Your social media information is more valuable than you think. Sure, criminals can cause a lot of harm if they get their hands on your credit card, but they can do much damage with your social media account. Tap or click here for 10 accounts more valuable to cybercriminals than your credit card.
Now, criminals are incorporating social media to spread new scams hoping to rip you off. If you receive a message from a friend, it might not actually be from a friend at all.

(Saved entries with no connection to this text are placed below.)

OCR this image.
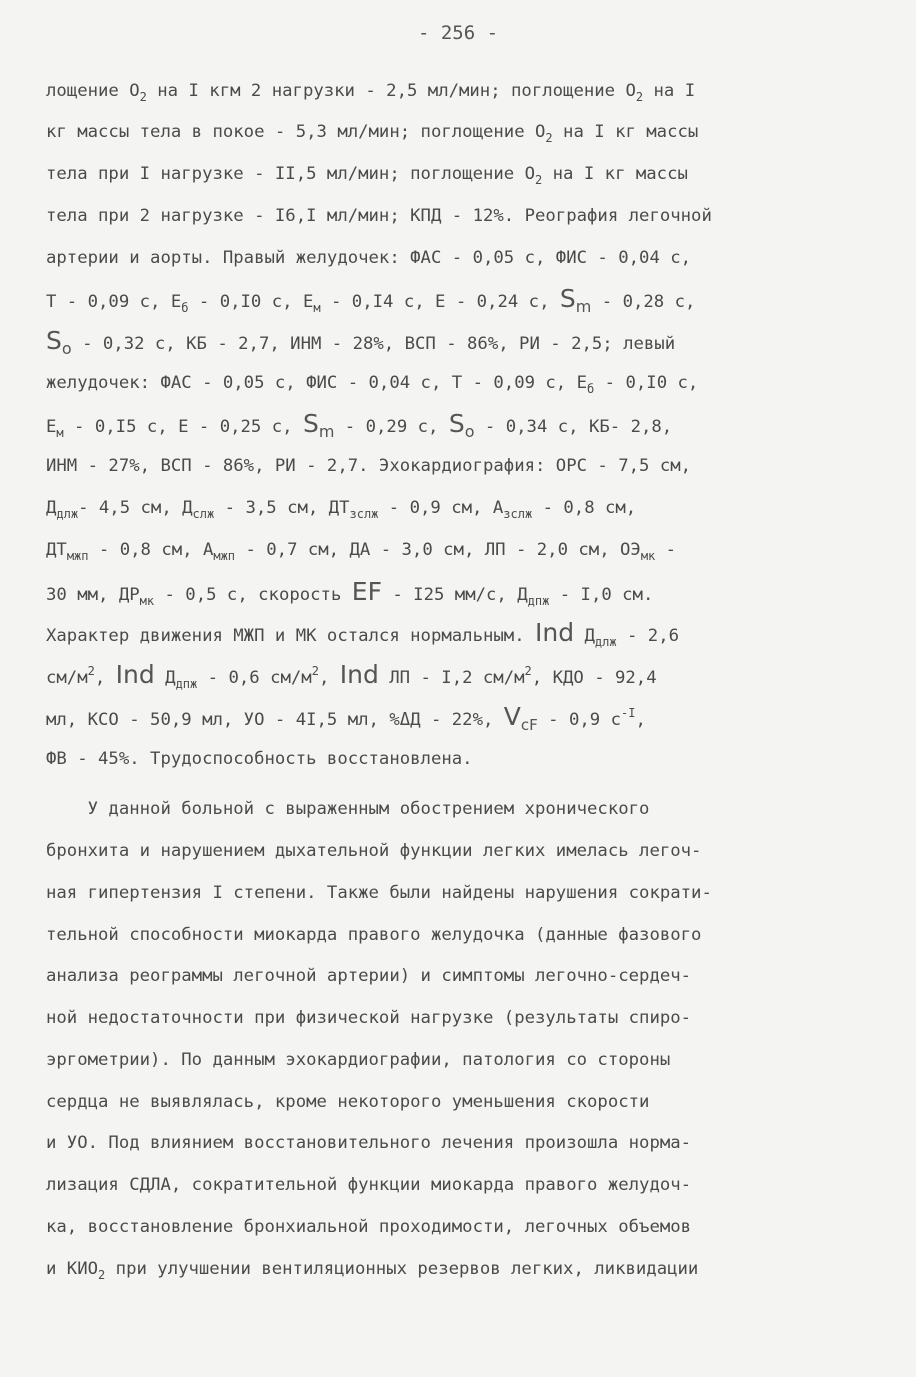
- 256 -
лощение $O_2$ на I кгм 2 нагрузки - 2,5 мл/мин; поглощение $O_2$ на I
кг массы тела в покое - 5,3 мл/мин; поглощение $O_2$ на I кг массы
тела при I нагрузке - II,5 мл/мин; поглощение $O_2$ на I кг массы
тела при 2 нагрузке - I6,I мл/мин; КПД - 12%. Реография легочной
артерии и аорты. Правый желудочек: ФАС - 0,05 с, ФИС - 0,04 с,
T - 0,09 с, $E_б - 0,I0$ с, $E_м - 0,I4$ с, E - 0,24 с, $S_m - 0,28$ с,
$S_o - 0,32$ с, КБ - 2,7, ИНМ - 28%, ВСП - 86%, РИ - 2,5; левый
желудочек: ФАС - 0,05 с, ФИС - 0,04 с, T - 0,09 с, $E_б - 0,I0$ с,
$E_м - 0,I5$ с, E - 0,25 с, $S_m - 0,29$ с, $S_o - 0,34$ с, КБ- 2,8,
ИНМ - 27%, ВСП - 86%, РИ - 2,7. Эхокардиография: ОРС - 7,5 см,
$Д_{длж}-$ 4,5 см, $Д_{слж} - 3,5$ см, $ДТ_{зслж} - 0,9$ см, $A_{зслж} - 0,8$ см,
$ДТ_{мжп} - 0,8$ см, $A_{мжп} - 0,7$ см, ДА - 3,0 см, ЛП - 2,0 см, $ОЭ_{мк}$ -
30 мм, $ДР_{мк} - 0,5$ с, скорость EF - I25 мм/с, $Д_{дпж} - I,0$ см.
Характер движения МЖП и МК остался нормальным. Ind $Д_{длж} - 2,6$
$см/м^2$, Ind $Д_{дпж} - 0,6$ $см/м^2$, Ind ЛП - I,2 $см/м^2$, КДО - 92,4
мл, КСО - 50,9 мл, УО - 4I,5 мл, %ΔД - 22%, $V_{cF} - 0,9$ $с^{-I}$,
ФВ - 45%. Трудоспособность восстановлена.
У данной больной с выраженным обострением хронического
бронхита и нарушением дыхательной функции легких имелась легоч-
ная гипертензия I степени. Также были найдены нарушения сократи-
тельной способности миокарда правого желудочка (данные фазового
анализа реограммы легочной артерии) и симптомы легочно-сердеч-
ной недостаточности при физической нагрузке (результаты спиро-
эргометрии). По данным эхокардиографии, патология со стороны
сердца не выявлялась, кроме некоторого уменьшения скорости
и УО. Под влиянием восстановительного лечения произошла норма-
лизация СДЛА, сократительной функции миокарда правого желудоч-
ка, восстановление бронхиальной проходимости, легочных объемов
и $КИО_2$ при улучшении вентиляционных резервов легких, ликвидации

Keep reading for new ways cybercriminals are using social media to scam people and a few ways to spot the schemes.
Here’s the backstory
When the COVID pandemic hit, many Americans needed financial help to make it through the hard times. Businesses were laying off workers. Restaurants and entertainment venues were closing their doors. Times were tough. So the U.S. government stepped up and sent relief checks to millions of Americans.
According to the Better Business Bureau (BBB), scammers are trying to exploit COVID relief to find new victims. Here’s how the scam works.
You receive a message through Facebook, Facebook Messenger or Instagram that looks like it’s from a friend or family member. They excitedly tell you about a government grant for COVID relief. In many cases, they claim to have already applied for the grant and received thousands of dollars.
The thing is, it’s a scam. There isn’t a new round of government COVID relief. If you fall for the scheme, it will cost you money. You’re probably wondering how applying for a grant could cost you money. Good point.
That’s where the scam comes into play. The message claims that to receive funds from the grant, you need to pay a fee upfront. They claim you must pay a delivery or processing fee during the application process.
So how are scammers pulling this off? There are a couple of ways to conduct this scheme. Thieves either hack your friends’ social media accounts so they can send messages that appear to be from them. Or, they steal public information from their social media account to spoof them, making them look like the real deal.
Either way, the thieves bank on the fact that you will trust someone you’ve known for years and won’t question the ruse. But don’t buy it! It’s a scam.
“This scam was very convincing. It looked like it came from someone I know and trust. Because of COVID-19, I was laid off, so I would try it. The scammer said my name was on a list to receive this grant money. Instead, I lost $1,000 of my unemployment,” one victim told the BBB.
How to spot Facebook COVID relief scams
Social media can feel scammy in nature, so it’s a good idea always to keep your guard up. Fake news stories have plagued society and spread through sites like Facebook for years. Don’t let scams like this COVID relief scheme fool you.
To help spot scams like these and avoid falling victim, the BBB gives the following tips to stay protected:
- Be cautious of your friends’ recommendations online: Your friend or family member may have excellent judgment in real-life. But online, email messages, social media posts, and direct messages could be from a hacked or spoofed account. So be wary.
- Don’t pay for a free grant. It isn’t really free if you have to pay money to claim a “free” grant. A real government agency won’t ask you to pay a processing fee for a grant you have been awarded. The only official list of all U.S. federal grant-making agencies can be found at Grants.gov.
- Check for spoofs. Research government agencies or organizations to ensure they actually exist. Find legit contact information on official websites and call to be sure the person you’ve heard from is legitimate.
- Report scam accounts and messages to Facebook and Instagram: Alert administrators to fake profiles, compromised accounts, and spam messages by reporting them on Facebook and Instagram.
If you’ve fallen victim to this type of scam, help others avoid the same fate by filing a scam report at BBB.org/ScamTracker.